Dewa Naga itu berkata dengan getir: “Sebenarnya, aku bahkan tidak tahu apa yang sebenarnya terjadi, dan itulah yang perlu kau selidiki. Aku pernah bersumpah saat menciptakan Kuburan Klan Naga bahwa aku lebih memilih untuk tidak mewariskan warisanku daripada membiarkan Klan Naga muncul kembali tanpa menyelesaikan masalah itu. Jadi, jika kau ingin benar-benar menjadi Dewa Naga, maka kau harus menyelesaikan masalah yang pernah kuhadapi. Dan ini adalah ujianku untukmu, ujian untuk menjadi Dewa Naga. Apakah kau siap?”
“Hah?” Lan Xuanyu menatapnya dengan heran, apa maksudmu? Menyelesaikan masalah yang tidak bisa kau selesaikan sendiri? Menyelesaikan masalah yang membuatmu gila dan bahkan memusnahkan seluruh Klan Naga? Sebagai Raja Dewa Tertinggi, kau tidak bisa menyelesaikannya, dan kau mengharapkan aku untuk melakukannya?
“Tunggu, senior, aku belum siap!” Lan Xuanyu buru-buru berkata.
Namun sebelum ia sempat bertanya lagi, Dewa Naga mengangguk padanya dan berkata: “Baiklah, mari kita mulai!”
Apa maksudmu ‘mulai’? Bukankah aku sudah bilang aku belum siap?
Itulah pikiran terakhir Lan Xuanyu, karena di saat berikutnya, segala sesuatu di sekitarnya tiba-tiba menyala. Pilar Naga Naik di tangannya tampak berubah menjadi cahaya keberuntungan yang tak terhitung jumlahnya, mengelilinginya, dengan lingkaran cahaya warna-warni berputar dan naik dengan dahsyat, seolah menariknya ke dunia lain, di mana segala sesuatu di sekitarnya menjadi ilusi.
…
Planet Naga Langit diselimuti kegelapan tak terlihat yang disebabkan oleh hilangnya Pilar Naga Naik dan Alam Naga.

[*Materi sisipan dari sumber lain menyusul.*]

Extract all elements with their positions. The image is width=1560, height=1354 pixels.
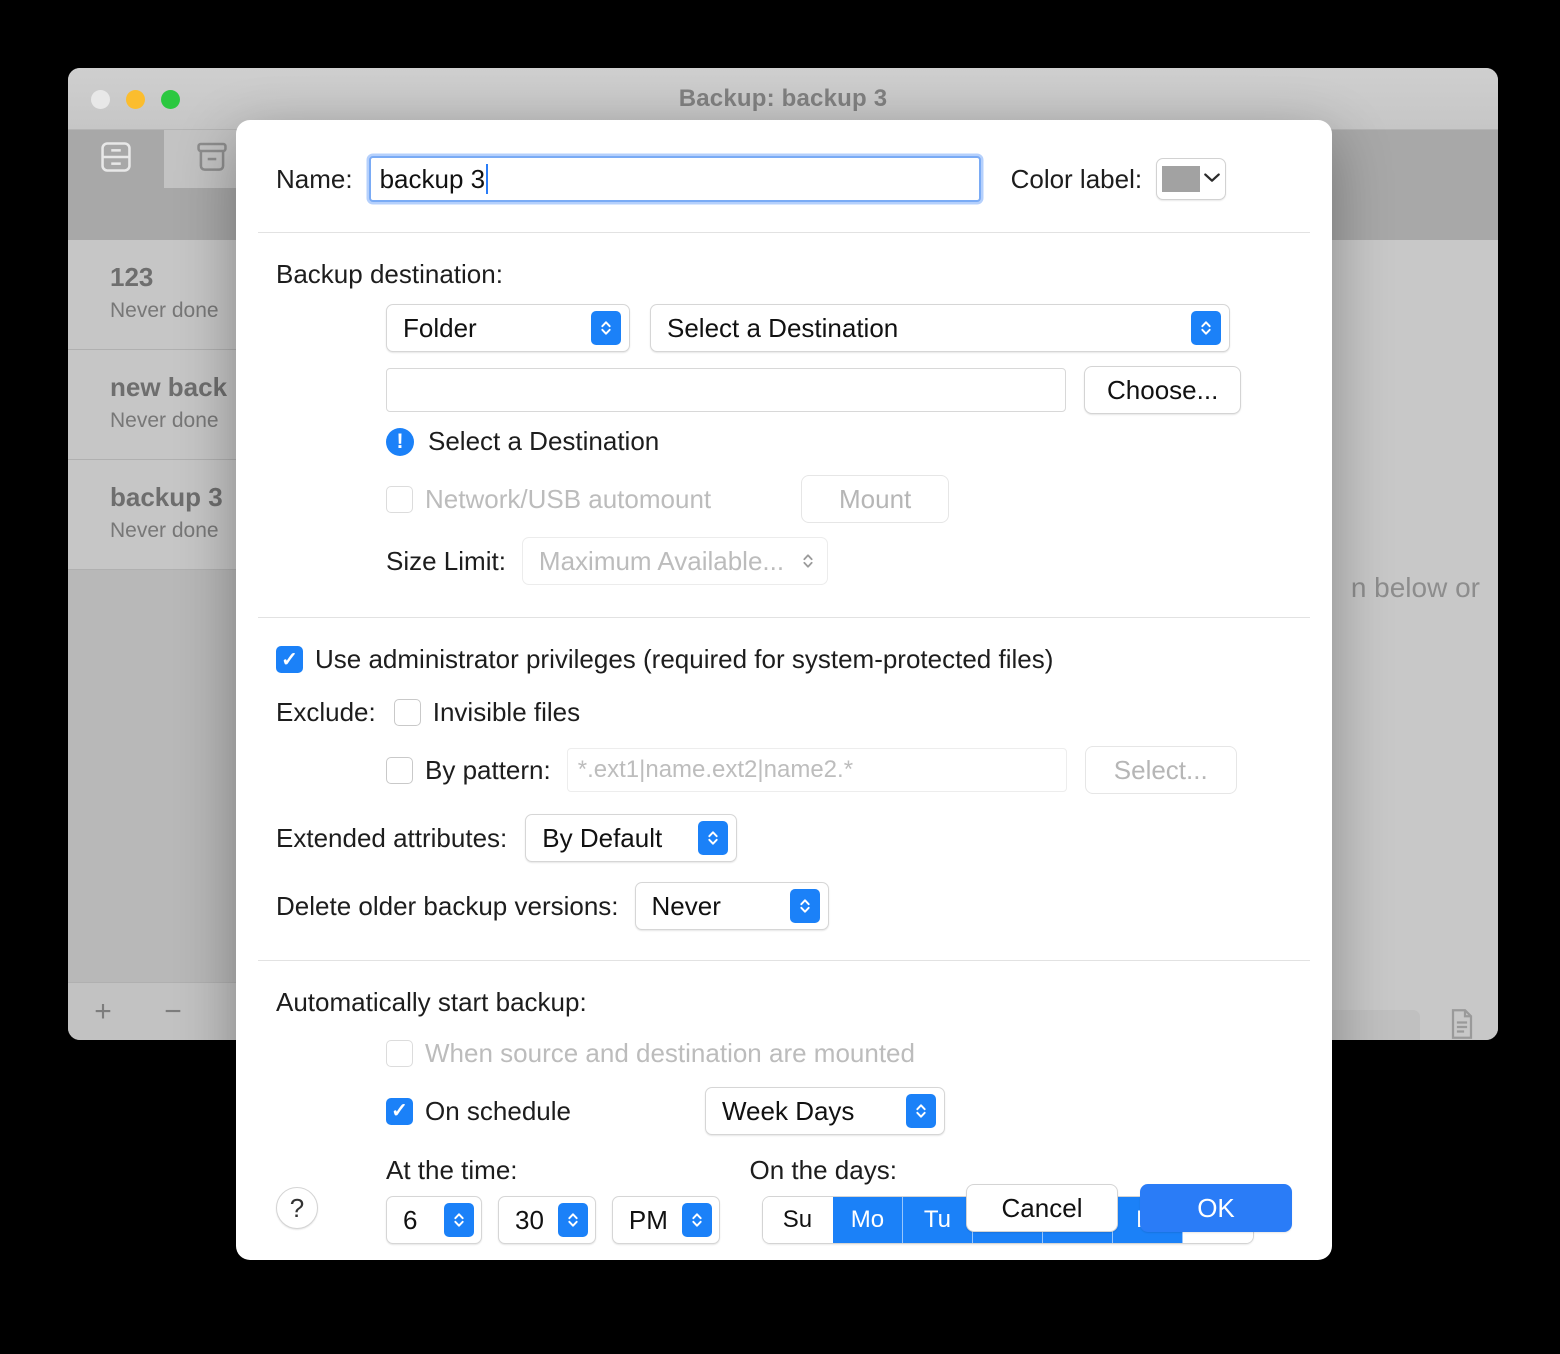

Tang Wulin dan Gu Yuena belum pergi tetapi tetap berada di Kota Naga Naik. Ini adalah tempat terakhir di mana putra mereka meninggalkan jejak. Ke mana putra mereka pergi, mereka tidak tahu, dan mereka juga tidak tahu perubahan apa yang mungkin terjadi. Yang bisa mereka lakukan sekarang hanyalah menunggu.
Ksatria Naga Fajar Zhong Zhichang sedang berhadapan dengan Tang Wulin saat ini. “Raja Naga Emas, Pemimpin kita, dia benar-benar…”
Tang Wulin menatapnya dan berkata pelan: “Saat ini, tidak perlu lagi menyembunyikannya darimu. Sebenarnya, Lan adalah putraku…”
Semua Ksatria Naga hadir, dan setelah mendengar kata-kata Tang Wulin, mereka semua merasakan merinding.
Ksatria Naga Moke Luo Lan bereaksi paling hebat, dengan Kekuatan Naganya meledak hampir seketika.
Zhong Zhichang mengangkat tangannya dan menekan bahu Luo Lan, “Tetap tenang, jangan bertindak impulsif. Dengarkan apa yang ingin dikatakan Raja Naga Emas.”
Setelah selesai, dia menatap Tang Wulin lagi, “Sebenarnya, aku sudah lama curiga. Sejak pertama kali bala bantuan manusia tiba, aku sudah memiliki kecurigaan itu. Aku yakin Jiang Weiqiang mungkin juga menemukan sesuatu, itulah sebabnya dia bertindak, kan?”